The core of the analysis involves calculating net requirements and planned order releases using formulas consistent with MRP methodology. The general process consists of the following steps:

  • Calculate gross requirements based on the master schedule and component usage rates.
  • Adjust for beginning inventory and scheduled receipts to determine net requirements.
  • Plan order releases considering lead times, ensuring components are available when needed.
  • Apply lot-for-lot lot sizing, ordering only the exact amount needed each period.

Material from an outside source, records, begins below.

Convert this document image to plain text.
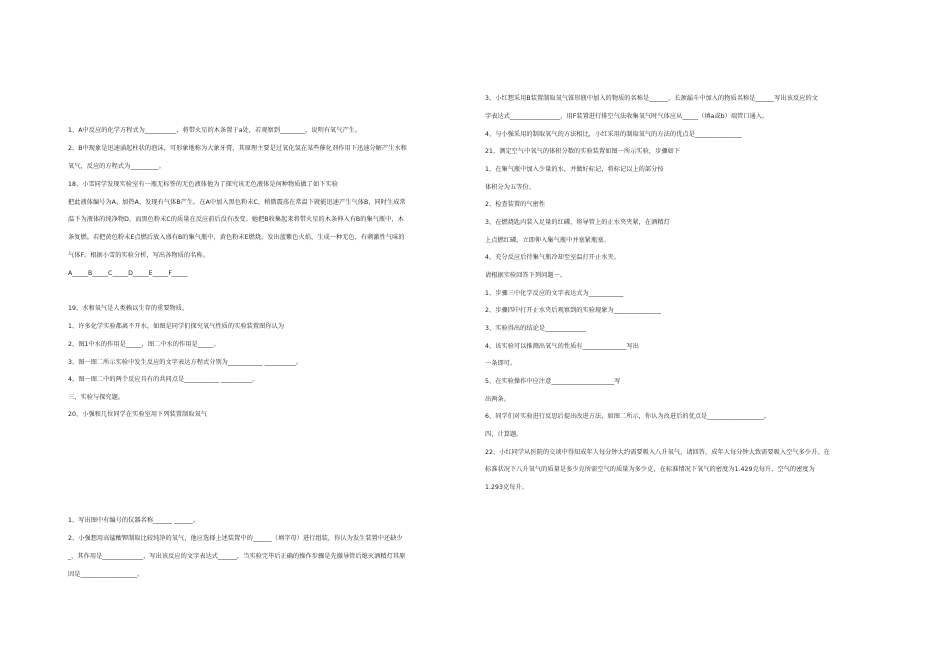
1、A中反应的化学方程式为__________，将带火星的木条置于a处，若观察到________，说明有氧气产生。
2、B中现象是迅速涌起柱状的泡沫，可形象地称为大象牙膏，其原理主要是过氧化氢在某些催化剂作用下迅速分解产生水和
氧气，反应的方程式为_________。
18、小雪同学发现实验室有一瓶无标签的无色液体他为了探究该无色液体是何种物质做了如下实验
把此液体编号为A。加热A，发现有气体B产生。在A中加入黑色粉末C，稍微震荡在常温下就能迅速产生气体B，同时生成常
温下为液体的纯净物D，而黑色粉末C的质量在反应前后没有改变。她把B收集起来将带火星的木条伸入有B的集气瓶中，木
条复燃。若把黄色粉末E点燃后放入盛有B的集气瓶中，黄色粉末E燃烧，发出蓝紫色火焰，生成一种无色，有刺激性气味的
气体F。根据小雪的实验分析，写出各物质的名称。
A_____B_____C_____D_____E_____F_____
19、水和氧气是人类赖以生存的重要物质。
1、许多化学实验都离不开水，如图是同学们探究氧气性质的实验装置图你认为
2、图1中水的作用是_____，图二中水的作用是_____。
3、图一图二所示实验中发生反应的文字表达方程式分别为___________ __________。
4、图一图二中的两个反应具有的共同点是___________ __________。
三、实验与探究题。
20、小强和几位同学在实验室用下列装置制取氧气
1、写出图中有编号的仪器名称______ ______。
2、小强想用高锰酸钾制取比较纯净的氧气，他应选择上述装置中的______（填字母）进行组装，你认为发生装置中还缺少
_，其作用是_____________，写出该反应的文字表达式______，当实验完毕后正确的操作步骤是先撤导管后熄灭酒精灯其原
因是__________________。
3、小红想采用B装置制取氧气锥形瓶中加入的物质的名称是______，长颈漏斗中加入的物质名称是______写出该反应的文
字表达式________________，用F装置进行排空气法收集氧气时气体应从_____（填a或b）端管口通入。
4、与小强采用的制取氧气的方法相比，小红采用的制取氧气的方法的优点是_______________
21、测定空气中氧气的体积分数的实验装置如图一所示实验，步骤如下
1、在集气瓶中加入少量的水，并做好标记，将标记以上的部分按
体积分为五等份。
2、检查装置的气密性
3、在燃烧匙内装入足量的红磷，将导管上的止水夹夹紧，在酒精灯
上点燃红磷，立即伸入集气瓶中并塞紧瓶塞。
4、充分反应后待集气瓶冷却至室温打开止水夹。
请根据实验回答下列问题一。
1、步骤三中化学反应的文字表达式为___________
2、步骤四中打开止水夹后观察到的实验现象为_______________
3、实验得出的结论是_____________
4、该实验可以推测出氧气的性质有______________写出
一条即可。
5、在实验操作中应注意____________________写
出两条。
6、同学们对实验进行反思后提出改进方法，如图二所示，你认为改进后的优点是__________________。
四、计算题。
22、小红同学从医院的交谈中得知成年人每分钟大约需要吸入八升氧气，请回答，成年人每分钟大致需要吸入空气多少升。在
标准状况下八升氧气的质量是多少克所需空气的质量为多少克，在标准情况下氧气的密度为1.429克每升，空气的密度为
1.293克每升。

For example, the gross requirement for gear boxes in each week is derived directly from the engine production schedule, multiplied by the number of gear boxes needed per engine (one). Initial inventories are subtracted from these requirements, adjusted for scheduled receipts, and then net requirements are calculated. The planned order releases are then scheduled accordingly, offset by the lead weeks, ensuring timely production.

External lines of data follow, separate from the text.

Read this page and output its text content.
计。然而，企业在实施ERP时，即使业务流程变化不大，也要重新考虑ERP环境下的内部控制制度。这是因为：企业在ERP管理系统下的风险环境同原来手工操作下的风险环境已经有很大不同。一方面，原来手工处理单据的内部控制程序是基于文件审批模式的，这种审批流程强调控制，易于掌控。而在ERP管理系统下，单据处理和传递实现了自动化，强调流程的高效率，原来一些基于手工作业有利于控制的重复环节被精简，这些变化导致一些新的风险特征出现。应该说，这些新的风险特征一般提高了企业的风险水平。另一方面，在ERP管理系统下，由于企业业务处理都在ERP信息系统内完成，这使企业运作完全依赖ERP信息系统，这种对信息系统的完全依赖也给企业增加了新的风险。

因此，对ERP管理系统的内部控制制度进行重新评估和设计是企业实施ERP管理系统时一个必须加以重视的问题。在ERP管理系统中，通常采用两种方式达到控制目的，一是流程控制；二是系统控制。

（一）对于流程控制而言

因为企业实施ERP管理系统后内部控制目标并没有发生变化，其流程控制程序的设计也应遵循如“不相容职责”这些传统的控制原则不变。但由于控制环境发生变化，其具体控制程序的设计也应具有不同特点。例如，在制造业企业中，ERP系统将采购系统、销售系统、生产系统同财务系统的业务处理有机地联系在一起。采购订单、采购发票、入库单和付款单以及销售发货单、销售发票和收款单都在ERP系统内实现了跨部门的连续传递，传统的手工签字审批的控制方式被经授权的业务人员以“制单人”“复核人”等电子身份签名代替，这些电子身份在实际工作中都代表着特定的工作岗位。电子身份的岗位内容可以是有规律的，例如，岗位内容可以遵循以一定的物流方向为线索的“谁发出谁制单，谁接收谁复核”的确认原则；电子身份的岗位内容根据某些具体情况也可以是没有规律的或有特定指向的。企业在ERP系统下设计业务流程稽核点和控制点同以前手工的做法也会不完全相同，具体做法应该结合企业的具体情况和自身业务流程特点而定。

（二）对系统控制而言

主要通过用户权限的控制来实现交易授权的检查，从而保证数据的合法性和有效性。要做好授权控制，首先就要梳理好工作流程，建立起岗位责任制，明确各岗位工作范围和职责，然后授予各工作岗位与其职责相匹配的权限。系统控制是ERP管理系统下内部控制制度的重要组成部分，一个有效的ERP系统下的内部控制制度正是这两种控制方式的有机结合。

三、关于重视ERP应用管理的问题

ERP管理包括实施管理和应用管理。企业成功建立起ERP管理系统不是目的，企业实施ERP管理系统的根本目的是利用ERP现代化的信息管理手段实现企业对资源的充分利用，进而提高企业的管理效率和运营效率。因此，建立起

The costs associated with the components significantly influence planning decisions. The setup costs—$99 per order for gear boxes and $45 per order for input shafts—along with inventory holding costs ($21 per unit/week for gear boxes and $1 per unit/week for input shafts), affect the economic desirability of different order quantities. With lot-for-lot ordering, the focus is on minimizing inventory holding costs while maintaining sufficient stock levels to meet demand.

In analyzing the results, the aim is to balance the costs of setup, inventory holding, and stockouts. For instance, reducing setup frequency by batching orders could decrease setup costs but may increase inventory costs and risk of stockouts. Conversely, ordering more frequently in smaller quantities aligns with lot-for-lot practices and reduces inventory but might increase setup costs. The optimal strategy considers the total cost, incorporating these factors alongside service levels and production flexibility.

Applying ethical considerations, decision-makers must weigh cost efficiency against the implications of stockouts, production delays, and supplier relationships. Transparently calculating costs and sharing information fosters trust among stakeholders and emphasizes sustainable manufacturing practices.

In conclusion, the application of time-phased requirements planning in Brunswick's engine assembly demonstrates how precise calculations and strategic considerations of costs can optimize production schedules. By meticulously estimating net requirements and planned orders for gear boxes and input shafts, managers can reduce waste, improve responsiveness, and maintain competitive advantage. The analysis underscores the importance of integrating cost factors, lead times, and inventory data into effective manufacturing planning, ultimately supporting the company's operational and financial goals.

References

  • Chase, R. B., Aquilano, N. J., & Jacobs, F. R. (2006). Operations Management for Competitive Advantage. McGraw-Hill Education.
  • Heizer, J., Render, B., & Munson, C. (2017). Operations Management. Pearson Education.
  • Jacobs, F. R., & Chase, R. B. (2018). Operations and Supply Chain Management. McGraw-Hill Education.
  • Lewis, H. (2012). Manufacturing Planning and Control for Semiconductors. McGraw-Hill.
  • Metters, R., & Williams, S. (2014). Production and Operations Management. Wiley.
  • Heinrich, F., & Sinnett, J. (2014). Manufacturing Planning and Control (MPC). Wiley.
  • Schroeder, R. G., Goldstein, S. M., & Rungtusanatham, M. (2014). Operations Management: Contemporary Concepts and Cases. McGraw-Hill Education.
  • Slack, N., & Brandon-Jones, A. (2018). Operations Management. Pearson Education.
  • Stevenson, W. J. (2018). Operations Management. McGraw-Hill Education.
  • Vollmann, T. E., et al. (2005). Manufacturing Planning and Control for Supply Chain Management. McGraw-Hill.